= Hoppers Crossing Cricket Club =

Cricket club in Victoria, Australia

The Hoppers Crossing Cricket Club is a cricket club located in Victoria, Australia.

==History==
The club was formed in 1977 as the Hoppers Crossing Footballers Cricket Club after it received its initial financial backing from the Hoppers Crossing Football Club (HCFC). Shortly into its first season, sufficient funds were raised to recompense the Football Club and it was renamed the Hoppers Crossing Cricket Club (HCCC).

The first team was entered into the "B-turf" section of the Sunshine Cricket Association in season 1977/78. The club were runners-up in the first season. After this, the club grew quickly to a level where four open age teams were taking the field. Junior cricket was introduced and teams were entered into a local Under-14 competition in the Wyndham area. Following the initial set up, HCCC took over the running of this competition, which comprised six teams. The club benefited greatly from this structure, as evidenced by the three Under-14 premierships in a row, on entry into the SCA's Under-14 competition. At the commencement of the 1983/84 season, it transferred into the Williamstown and District Cricket Association (WDCA). This was in conjunction with the club's move from its prior residence, in Heaths Road, to its current Hogans Road address. Shortly after this move, a turf wicket was installed on the number one oval with the assistance of the then Werribee Council. The 1986/87 season saw the appointment of the club's first ever coach, Greg Evans. In his first year at the helm, Greg took the club to the runners-up position. At the commencement of the 1989/90 season, the club took its next evolutionary step by entering its first and second elevens into the Victorian Junior Cricket Association (now the Victorian Turf Cricket Association (VTCA)). During this season under the coaching of Mark Mitchell, it won its first ever First Eleven premiership, in the North Central Division. It then gained promotion into North A through to Senior A. In 2015, the club was entered into the Victorian Sub-District Cricket Association (VSDCA). In that first season, (2015/16) the First and Third Elevens lost in the first week of finals. The Firsts to the eventual runners-up, Caulfield, and the Thirds to the season winners Yarraville. At the beginning of the 2020/21 season, the club completed their fifth ever VSDCA round sweep and first one ever in the opening round. All four sides defeated Melton with the firsts and thirds at MacPherson Park and the seconds and fourths won at home.

==HCCC Alumni==
Since the commencement of the club, it has produced nine First Eleven District Players with five at Footscray (Mark Mitchell, Jamie Rubeli, Grant Burns, Paul Murray and Nathan Caulfield), two at North Melbourne (Trent Said, Ian Timms), two at University (Greg Kennedy and Om Patel) and one at Richmond (Brodie Andrew). Two of these players have represented Victoria at state level (Mark Mitchell in the Under 19s and Paul Murray in the Under 21s). The club has had numerous junior cricketers represented in the various representative sides available within Victoria.

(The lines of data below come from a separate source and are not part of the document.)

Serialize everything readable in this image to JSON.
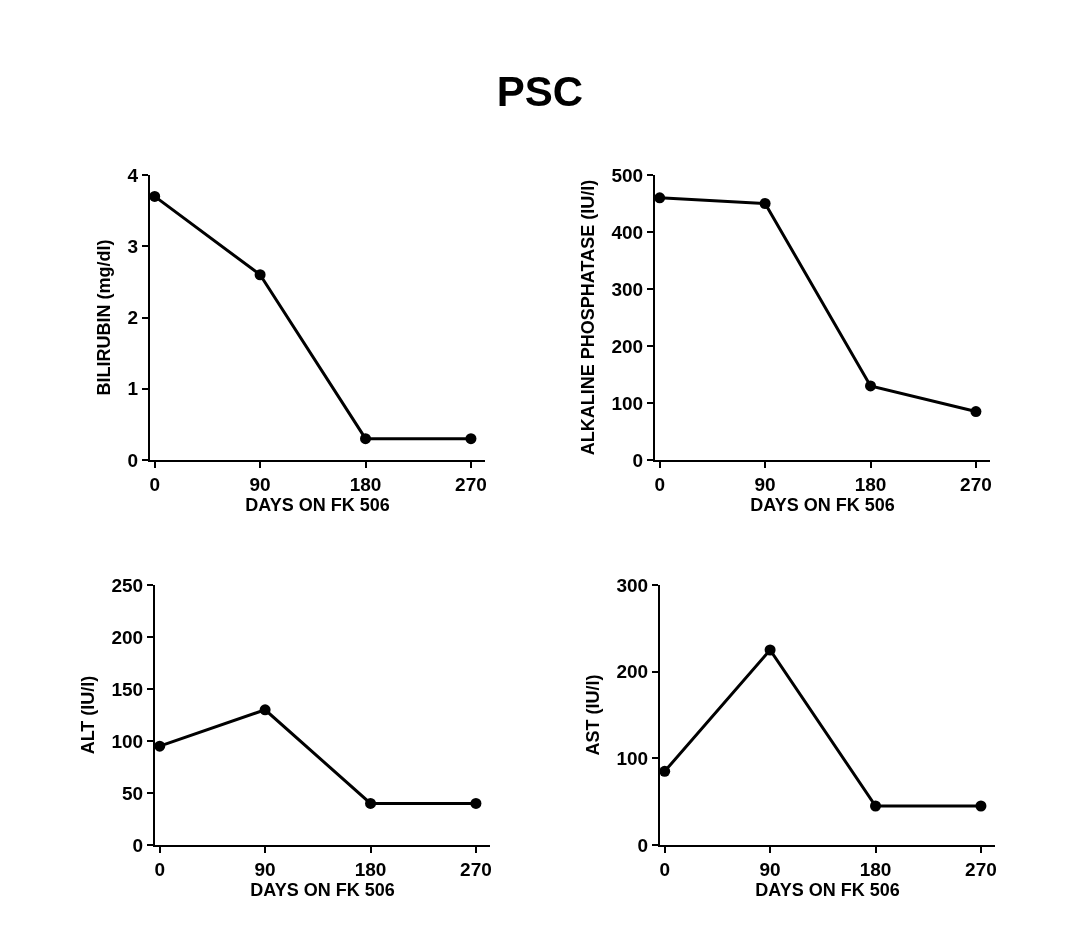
{
  "chart_data": [
    {
      "type": "line",
      "title": "PSC",
      "x": [
        0,
        90,
        180,
        270
      ],
      "values": [
        3.7,
        2.6,
        0.3,
        0.3
      ],
      "color": "#000000",
      "xlabel": "DAYS ON FK 506",
      "ylabel": "BILIRUBIN (mg/dl)",
      "xlim": [
        -4,
        282
      ],
      "xticks": [
        0,
        90,
        180,
        270
      ],
      "ylim": [
        0,
        4
      ],
      "yticks": [
        0,
        1,
        2,
        3,
        4
      ],
      "marker": "circle",
      "line_style": "solid",
      "grid": false
    },
    {
      "type": "line",
      "x": [
        0,
        90,
        180,
        270
      ],
      "values": [
        460,
        450,
        130,
        85
      ],
      "color": "#000000",
      "xlabel": "DAYS ON FK 506",
      "ylabel": "ALKALINE PHOSPHATASE (IU/l)",
      "xlim": [
        -4,
        282
      ],
      "xticks": [
        0,
        90,
        180,
        270
      ],
      "ylim": [
        0,
        500
      ],
      "yticks": [
        0,
        100,
        200,
        300,
        400,
        500
      ],
      "marker": "circle",
      "line_style": "solid",
      "grid": false
    },
    {
      "type": "line",
      "x": [
        0,
        90,
        180,
        270
      ],
      "values": [
        95,
        130,
        40,
        40
      ],
      "color": "#000000",
      "xlabel": "DAYS ON FK 506",
      "ylabel": "ALT (IU/l)",
      "xlim": [
        -4,
        282
      ],
      "xticks": [
        0,
        90,
        180,
        270
      ],
      "ylim": [
        0,
        250
      ],
      "yticks": [
        0,
        50,
        100,
        150,
        200,
        250
      ],
      "marker": "circle",
      "line_style": "solid",
      "grid": false
    },
    {
      "type": "line",
      "x": [
        0,
        90,
        180,
        270
      ],
      "values": [
        85,
        225,
        45,
        45
      ],
      "color": "#000000",
      "xlabel": "DAYS ON FK 506",
      "ylabel": "AST (IU/l)",
      "xlim": [
        -4,
        282
      ],
      "xticks": [
        0,
        90,
        180,
        270
      ],
      "ylim": [
        0,
        300
      ],
      "yticks": [
        0,
        100,
        200,
        300
      ],
      "marker": "circle",
      "line_style": "solid",
      "grid": false
    }
  ]
}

Englishman Stuart Broad played for the team in the summer of 2004-05, and went on to play first-class cricket for Leicestershire, the England U-19 team in 2005 and England A in 2006. Broad played his first One Day International for England against Pakistan in 2006 and made his Test debut against Sri Lanka in 2007. He has recently succeeded in Test cricket by taking his 500th Test match wicket in the 2020 Test series between England and West Indies.

Englishman Matthew Boyce, who also represented Leicestershire recently against Pakistan played for the club in its 2003-04 season.

Hoppers Crossing is also the home club of Fawad Ahmed. Fawad played brilliantly during his time at the Cats including taking two 8 wicket hauls. He made his international debut in a T20 against England on the 29th of August, 2013. He then made his ODI debut in a match against Scotland five days later. Ahmed has also had massive success playing with Victoria in the Australian domestic one-day cup and the 4-day Sheffield Shield competition. The leg-spinner won three Shield titles in a row from 2014/15 to 2016/17.

==Current Teams==
Currently the club fields four senior turf sides in the VSDCA, one senior turf side in the VTCA plus an Under 18 team in the same association. They also have ten junior sides in the WRJCA, a senior women's synthetic team in the NWMCA and an Over 50s veteran's team in the Veterans Cricket Victoria competition.